Fake Customer Service Scams
It’s easy to open Google and search for a company’s customer service email or phone number, but it may be a scammer. The FTC reports that scammers are creating fake customer support numbers and placing ads on Google to trick people into calling those numbers instead of the official ones.
- If you’re calling about a package you received, check the packaging for an official number.
- Contact the company directly by visiting the contact page on their website.
Social Security Scams
A new twist on this scam involves false claims of “suspending” or “canceling” your social security number. If you receive a call, text, or email saying your social security number will be canceled or suspended, do not click on any links. Call the Social Security office if you have questions.
Keep in mind:
- The Social Security Office won’t call you for money or personal information.
- They won’t demand immediate payment or ask for your debit/card credit number.
Photo Sharing Request Scam
This scam involves receiving an email notification that someone has shared a Google photo album with you. The link takes you to a page that asks you to enter your Gmail account information. This is a way for scammers to snag your email login, which will lead to obtaining more personal information.
- Enable two-factor authentication so that even if someone steals your password, you will receive a notification if they try to log into your email.
- Don’t click the link. If it’s someone you think you know then ask them directly.
College Financial Aid Phishing Scams
Scammers are targeting college students by sending emails appearing to be from their school’s financial aid department. The email requests students to click the link for special tuition relief. This is just another way for scammers to try and steal student’s personal information.
- Don’t input your username or password into any unofficial login portals.
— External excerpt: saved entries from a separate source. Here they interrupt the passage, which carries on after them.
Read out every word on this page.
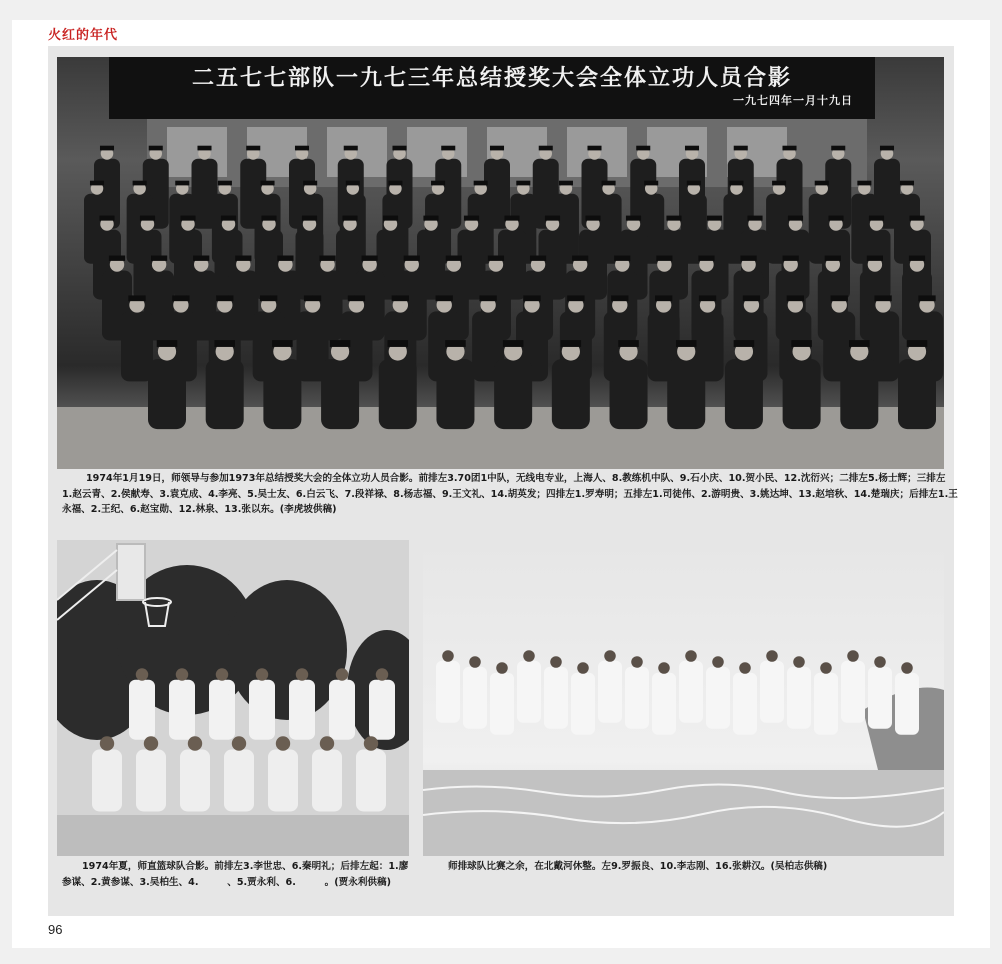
火红的年代
二五七七部队一九七三年总结授奖大会全体立功人员合影
一九七四年一月十九日
1974年1月19日，师领导与参加1973年总结授奖大会的全体立功人员合影。前排左3.70团1中队，无线电专业，上海人、8.教练机中队、9.石小庆、10.贺小民、12.沈衍兴；二排左5.杨士辉；三排左
1.赵云青、2.侯献寿、3.袁克成、4.李亮、5.吴士友、6.白云飞、7.段祥禄、8.杨志福、9.王文礼、14.胡英发；四排左1.罗寿明；五排左1.司徒伟、2.游明贵、3.姚达坤、13.赵培秋、14.楚瑞庆；后排左1.王
永福、2.王纪、6.赵宝勋、12.林泉、13.张以东。(李虎坡供稿)
1974年夏，师直篮球队合影。前排左3.李世忠、6.秦明礼；后排左起：1.廖
参谋、2.黄参谋、3.吴柏生、4.　　　、5.贾永利、6.　　　。(贾永利供稿)
师排球队比赛之余，在北戴河休整。左9.罗振良、10.李志刚、16.张耕汉。(吴柏志供稿)
96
- Report these scams to the FTC.
Instagram Business Profile Scam
Scammers are copying legitimate business pages on Instagram. The profile name usually includes an extra letter or symbol which sometimes isn’t very noticeable, so it appears to be from the actual business. Scammers contact followers with a message congratulating them on winning a giveaway and requesting the recipient’s payment information in order to receive the gift.
- Report the fake account to Instagram.
- Let followers know it’s the incorrect account to follow.
Fake Job Alert Texts
Scammers are sending people fake job offers, overdue payment alerts, and so much more. Keep an eye out for text messages like this offering work-from-home portions with Venmo.
Make sure you set up fraud text alerts with Launch.
Work Email Scams
Scammers will call or email you, posing as an executive from the company you work for. These fake “executives” demand sensitive company information from you. If you’re receiving emails from someone in the company that you don’t typically work with on a day-to-day basis, then pick up the phone and call them. Ask if they sent this email to you. Scammers are banking on you responding immediately because of the importance they put in the email.
Scammers also pose as your company’s IT department and alert you that there’s malicious activity on your work computer. They want you to allow them remote access to your computer where they’ll download malicious malware and steal your personal information.
Amazon Account Hold Scams
People are receiving emails that appear to be from Amazon, saying their account is on hold. NEVER click the email links. A quick way to identify a spam email is by hovering over the sender’s email address. If it’s not an Amazon domain, then it’s not from Amazon. Go straight to the Amazon website and check your account from there.